I am finally home from our trip to the US. It was a fantastic visit - the first of many. You can see some of the pictures at Flickr.

But back to the real stuff:

Disclaimer: I am using the terms Web 1.0 and Web 2.0 pretty heavily here. I am aware of the buzzword fatigue that they are attracting these days but these terms give me an invaluable shorthand for referring to different bubbles/iterations/movements/waves.

Aggregation (not Content) is king.

I've been saying this to people for a while but have not really had a chance to blog about it. It actually came up a few times at conferences such as Web 2.0, Web 2.2 and StartupCamp while I was in the Bay Area.

The common misconception these days is that services like YouTube are Web 2.0. This is only partially correct. Uploading your work to a site, rating it, sharing it - these are not new concepts. Sites/Services like DeviantArt have been doing it since Web 1.0.

People are talking about the word 'Community' like it represents the spirit of Web 2.0. Community was one of the buzzwords of the Web 1.0 bubble. It is not new.

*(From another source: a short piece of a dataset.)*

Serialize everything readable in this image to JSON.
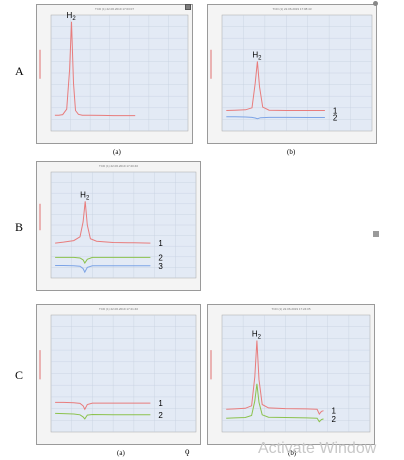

The new part is that YouTube lets you embed your video on other sites and access their content via RSS. These are both forms of syndication.

So if syndication is the main new feature (and not community or user-generated content) then the main new tool must be aggregation.

But aggregation is a means to an end. When a user is able to access content on their own terms another much more fundamental trend reveals itself. Personalization.

Every feature typically associated with Web 2.0 (blogs, syndication, rating, digging, ajax) is actually about allowing greater Personalization by putting the user at the centre of their experience.

However the current set of aggregators (with a few exceptions) has a long way to go until they give a user ultimate personalization. Allowing them to choose the feeds they want to read is the most basic form of personalization. There is so much more room to innovate.

While most have focused on the boring folders/items metaphor, and others like Microsoft have created useless 3d representations of those same folders and items, the real opportunity lays in recognizing that aggregation + true personalization is actually the holy grail of this latest web iteration.